Truscott’s face is white with rage. He sees that his game is played out—that there is not a chance. He was prepared for some reproaches; in short, a good deal of unpleasantness, but not for such decision as this. His whole being quivers beneath a sense of overwhelming defeat, mortification, disappointment—nay, despair—and now, as he sees the prize slipping from his grasp, he is not sure whether he hates or loves her most.

“So the good, the pious, the saintly Lilian Strange can perjure herself in a way the most unregenerate would shrink from,” he sneers. “The privilege of godliness, I suppose. Oh, so a ‘bar’ does exist, does it? You should have told me that before.”
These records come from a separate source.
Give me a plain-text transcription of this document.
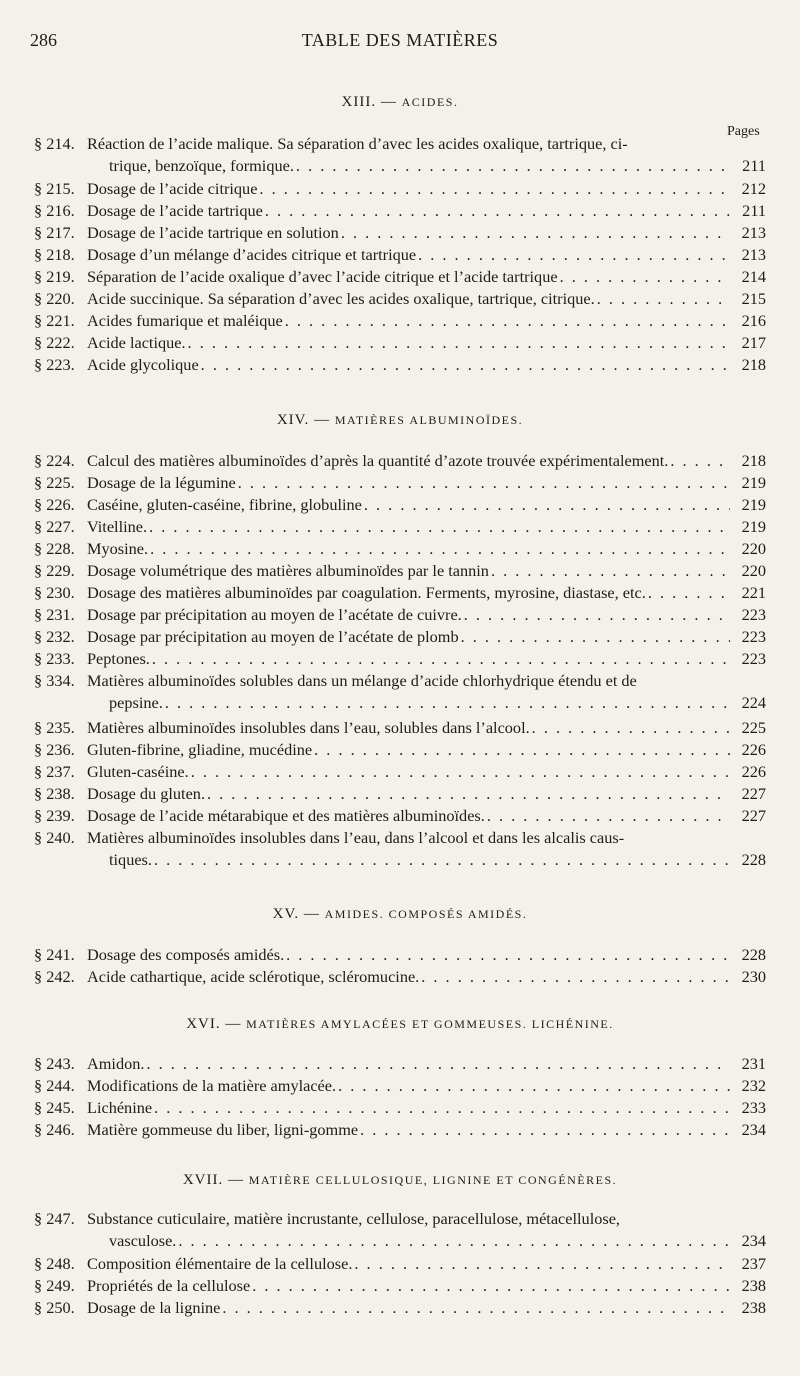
286	TABLE DES MATIÈRES
Pages
XIII. — ACIDES.
§ 214. Réaction de l’acide malique. Sa séparation d’avec les acides oxalique, tartrique, ci-
trique, benzoïque, formique. . . .	211
§ 215. Dosage de l’acide citrique . . .	212
§ 216. Dosage de l’acide tartrique . . .	211
§ 217. Dosage de l’acide tartrique en solution . . .	213
§ 218. Dosage d’un mélange d’acides citrique et tartrique . . .	213
§ 219. Séparation de l’acide oxalique d’avec l’acide citrique et l’acide tartrique . . .	214
§ 220. Acide succinique. Sa séparation d’avec les acides oxalique, tartrique, citrique. . . .	215
§ 221. Acides fumarique et maléique . . .	216
§ 222. Acide lactique. . . .	217
§ 223. Acide glycolique . . .	218
XIV. — MATIÈRES ALBUMINOÏDES.
§ 224. Calcul des matières albuminoïdes d’après la quantité d’azote trouvée expérimentalement. . . .	218
§ 225. Dosage de la légumine . . .	219
§ 226. Caséine, gluten-caséine, fibrine, globuline . . .	219
§ 227. Vitelline. . . .	219
§ 228. Myosine. . . .	220
§ 229. Dosage volumétrique des matières albuminoïdes par le tannin . . .	220
§ 230. Dosage des matières albuminoïdes par coagulation. Ferments, myrosine, diastase, etc. . . .	221
§ 231. Dosage par précipitation au moyen de l’acétate de cuivre. . . .	223
§ 232. Dosage par précipitation au moyen de l’acétate de plomb . . .	223
§ 233. Peptones. . . .	223
§ 334. Matières albuminoïdes solubles dans un mélange d’acide chlorhydrique étendu et de
pepsine. . . .	224
§ 235. Matières albuminoïdes insolubles dans l’eau, solubles dans l’alcool. . . .	225
§ 236. Gluten-fibrine, gliadine, mucédine . . .	226
§ 237. Gluten-caséine. . . .	226
§ 238. Dosage du gluten. . . .	227
§ 239. Dosage de l’acide métarabique et des matières albuminoïdes. . . .	227
§ 240. Matières albuminoïdes insolubles dans l’eau, dans l’alcool et dans les alcalis caus-
tiques. . . .	228
XV. — AMIDES. COMPOSÉS AMIDÉS.
§ 241. Dosage des composés amidés. . . .	228
§ 242. Acide cathartique, acide sclérotique, scléromucine. . . .	230
XVI. — MATIÈRES AMYLACÉES ET GOMMEUSES. LICHÉNINE.
§ 243. Amidon. . . .	231
§ 244. Modifications de la matière amylacée. . . .	232
§ 245. Lichénine . . .	233
§ 246. Matière gommeuse du liber, ligni-gomme . . .	234
XVII. — MATIÈRE CELLULOSIQUE, LIGNINE ET CONGÉNÈRES.
§ 247. Substance cuticulaire, matière incrustante, cellulose, paracellulose, métacellulose,
vasculose. . . .	234
§ 248. Composition élémentaire de la cellulose. . . .	237
§ 249. Propriétés de la cellulose . . .	238
§ 250. Dosage de la lignine . . .	238
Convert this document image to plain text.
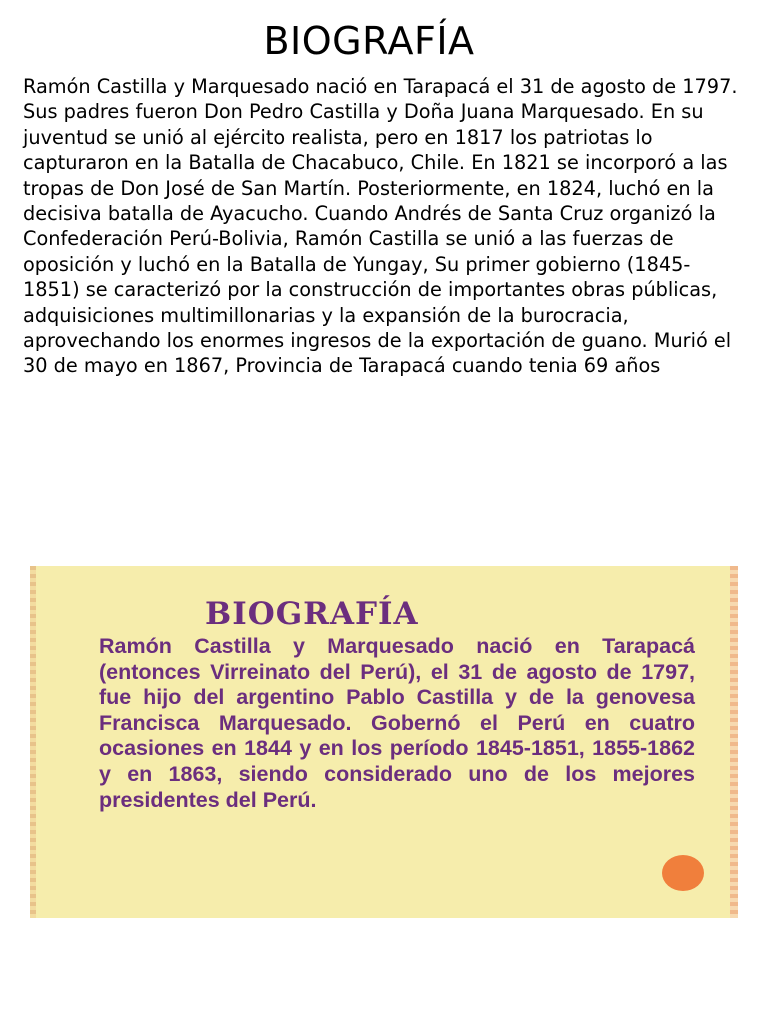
BIOGRAFÍA

Ramón Castilla y Marquesado nació en Tarapacá el 31 de agosto de 1797. Sus padres fueron Don Pedro Castilla y Doña Juana Marquesado. En su juventud se unió al ejército realista, pero en 1817 los patriotas lo capturaron en la Batalla de Chacabuco, Chile. En 1821 se incorporó a las tropas de Don José de San Martín. Posteriormente, en 1824, luchó en la decisiva batalla de Ayacucho. Cuando Andrés de Santa Cruz organizó la Confederación Perú-Bolivia, Ramón Castilla se unió a las fuerzas de oposición y luchó en la Batalla de Yungay, Su primer gobierno (1845-1851) se caracterizó por la construcción de importantes obras públicas, adquisiciones multimillonarias y la expansión de la burocracia, aprovechando los enormes ingresos de la exportación de guano. Murió el 30 de mayo en 1867, Provincia de Tarapacá cuando tenia 69 años

BIOGRAFÍA

Ramón Castilla y Marquesado nació en Tarapacá (entonces Virreinato del Perú), el 31 de agosto de 1797, fue hijo del argentino Pablo Castilla y de la genovesa Francisca Marquesado. Gobernó el Perú en cuatro ocasiones en 1844 y en los período 1845-1851, 1855-1862 y en 1863, siendo considerado uno de los mejores presidentes del Perú.
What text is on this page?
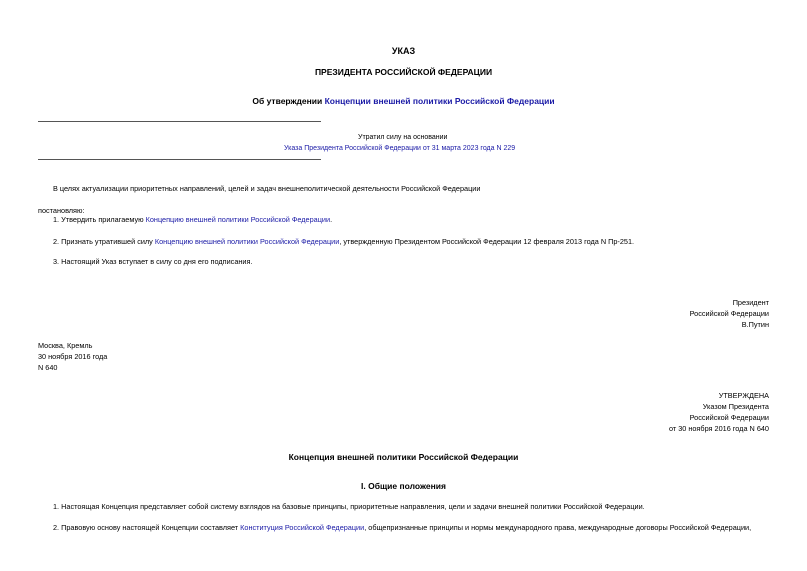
УКАЗ
ПРЕЗИДЕНТА РОССИЙСКОЙ ФЕДЕРАЦИИ
Об утверждении Концепции внешней политики Российской Федерации
Утратил силу на основании
Указа Президента Российской Федерации от 31 марта 2023 года N 229
В целях актуализации приоритетных направлений, целей и задач внешнеполитической деятельности Российской Федерации
постановляю:
1. Утвердить прилагаемую Концепцию внешней политики Российской Федерации.
2. Признать утратившей силу Концепцию внешней политики Российской Федерации, утвержденную Президентом Российской Федерации 12 февраля 2013 года N Пр-251.
3. Настоящий Указ вступает в силу со дня его подписания.
Президент
Российской Федерации
В.Путин
Москва, Кремль
30 ноября 2016 года
N 640
УТВЕРЖДЕНА
Указом Президента
Российской Федерации
от 30 ноября 2016 года N 640
Концепция внешней политики Российской Федерации
I. Общие положения
1. Настоящая Концепция представляет собой систему взглядов на базовые принципы, приоритетные направления, цели и задачи внешней политики Российской Федерации.
2. Правовую основу настоящей Концепции составляет Конституция Российской Федерации, общепризнанные принципы и нормы международного права, международные договоры Российской Федерации,
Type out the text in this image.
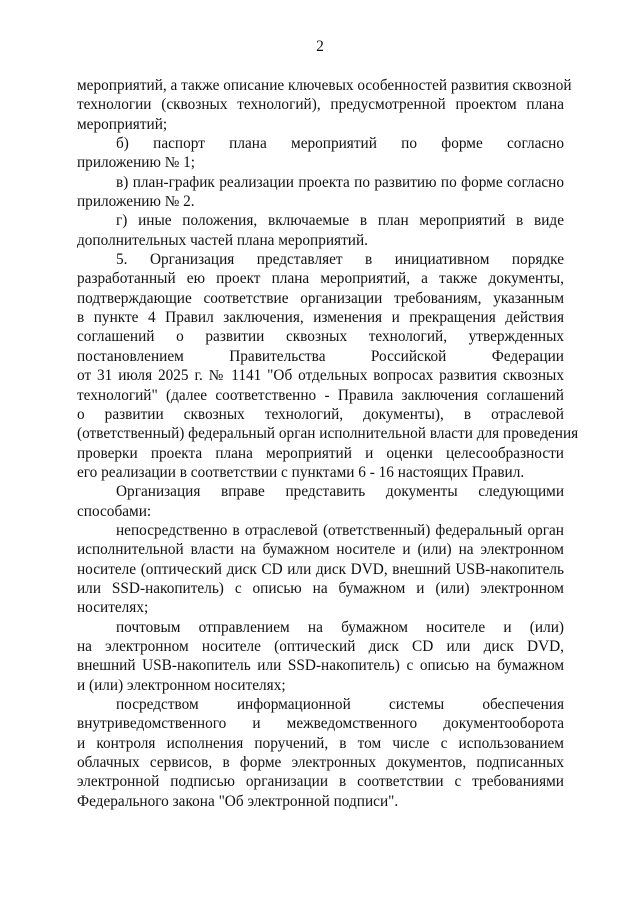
2
мероприятий, а также описание ключевых особенностей развития сквозной
технологии (сквозных технологий), предусмотренной проектом плана
мероприятий;
б) паспорт плана мероприятий по форме согласно
приложению № 1;
в) план-график реализации проекта по развитию по форме согласно
приложению № 2.
г) иные положения, включаемые в план мероприятий в виде
дополнительных частей плана мероприятий.
5. Организация представляет в инициативном порядке
разработанный ею проект плана мероприятий, а также документы,
подтверждающие соответствие организации требованиям, указанным
в пункте 4 Правил заключения, изменения и прекращения действия
соглашений о развитии сквозных технологий, утвержденных
постановлением Правительства Российской Федерации
от 31 июля 2025 г. № 1141 "Об отдельных вопросах развития сквозных
технологий" (далее соответственно - Правила заключения соглашений
о развитии сквозных технологий, документы), в отраслевой
(ответственный) федеральный орган исполнительной власти для проведения
проверки проекта плана мероприятий и оценки целесообразности
его реализации в соответствии с пунктами 6 - 16 настоящих Правил.
Организация вправе представить документы следующими
способами:
непосредственно в отраслевой (ответственный) федеральный орган
исполнительной власти на бумажном носителе и (или) на электронном
носителе (оптический диск CD или диск DVD, внешний USB-накопитель
или SSD-накопитель) с описью на бумажном и (или) электронном
носителях;
почтовым отправлением на бумажном носителе и (или)
на электронном носителе (оптический диск CD или диск DVD,
внешний USB-накопитель или SSD-накопитель) с описью на бумажном
и (или) электронном носителях;
посредством информационной системы обеспечения
внутриведомственного и межведомственного документооборота
и контроля исполнения поручений, в том числе с использованием
облачных сервисов, в форме электронных документов, подписанных
электронной подписью организации в соответствии с требованиями
Федерального закона "Об электронной подписи".
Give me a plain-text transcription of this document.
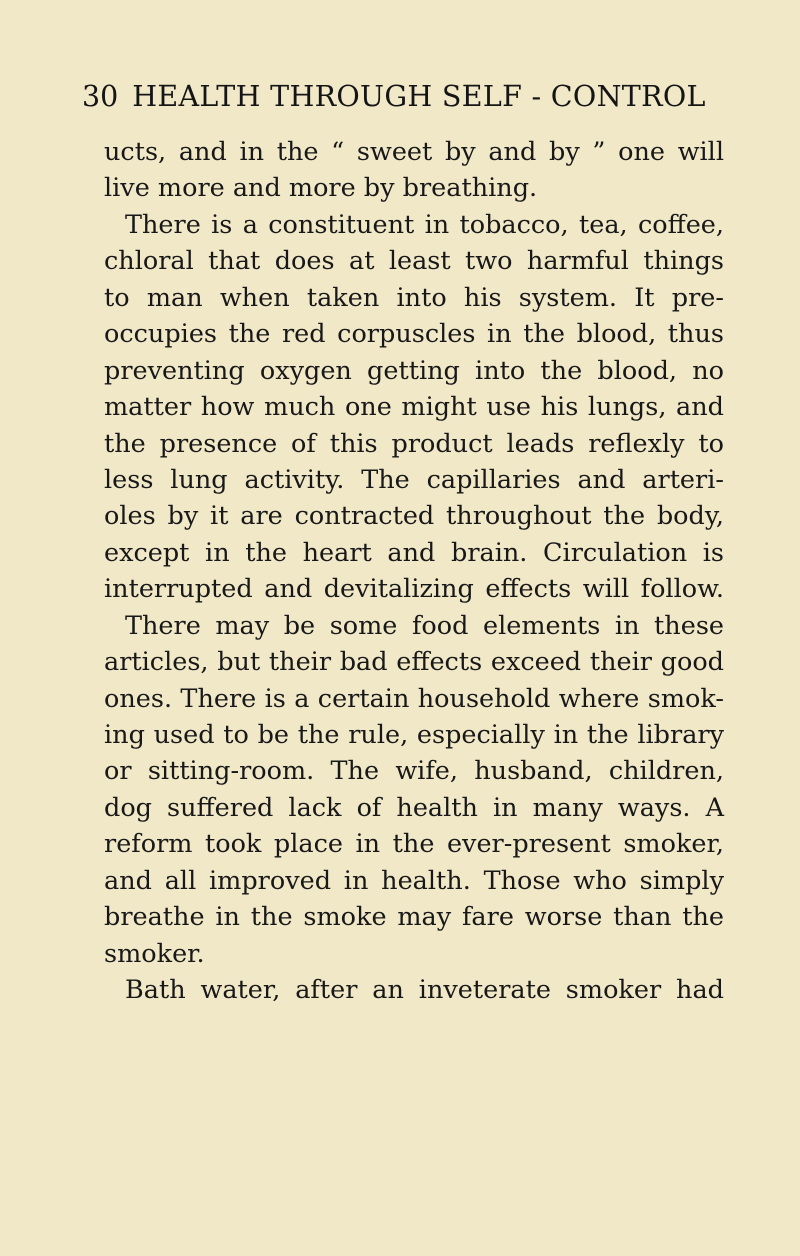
30 HEALTH THROUGH SELF - CONTROL
ucts, and in the “ sweet by and by ” one will
live more and more by breathing.
There is a constituent in tobacco, tea, coffee,
chloral that does at least two harmful things
to man when taken into his system. It pre-
occupies the red corpuscles in the blood, thus
preventing oxygen getting into the blood, no
matter how much one might use his lungs, and
the presence of this product leads reflexly to
less lung activity. The capillaries and arteri-
oles by it are contracted throughout the body,
except in the heart and brain. Circulation is
interrupted and devitalizing effects will follow.
There may be some food elements in these
articles, but their bad effects exceed their good
ones. There is a certain household where smok-
ing used to be the rule, especially in the library
or sitting-room. The wife, husband, children,
dog suffered lack of health in many ways. A
reform took place in the ever-present smoker,
and all improved in health. Those who simply
breathe in the smoke may fare worse than the
smoker.
Bath water, after an inveterate smoker had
“It is impossible that you could not have known of it,” she replies, gently, but with quiet dignity. “That I am plighted—to another.”

His answer is a harsh, jeering laugh.

“Oh, I have heard some nonsensical story of the kind, but I knew it couldn’t be true. I thought you were only amusing yourself, in fact, knowing that anything serious was impossible, considering. So, of course, I didn’t believe it.”

“What do you mean?” says Lilian, outwardly calm, but with indignation and contempt in her voice, for there is something so maliciously significant in his tone that she is disturbed in spite of herself. “Don’t deal in hints and innuendoes. Speak out—if you dare.”

“If I dare? Well, then, I will speak out,” answers Truscott, stung to madness by her scornful look. He will bring her to her knees, he thinks. “This is what I mean,” dropping out his words deliberately. “I knew it couldn’t be true, because I knew it was impossible that Lilian Strange could be engaged to an ex-pirate, a murderer, and what, in her eyes, is probably much worse.”

“Do you know of whom you are speaking?”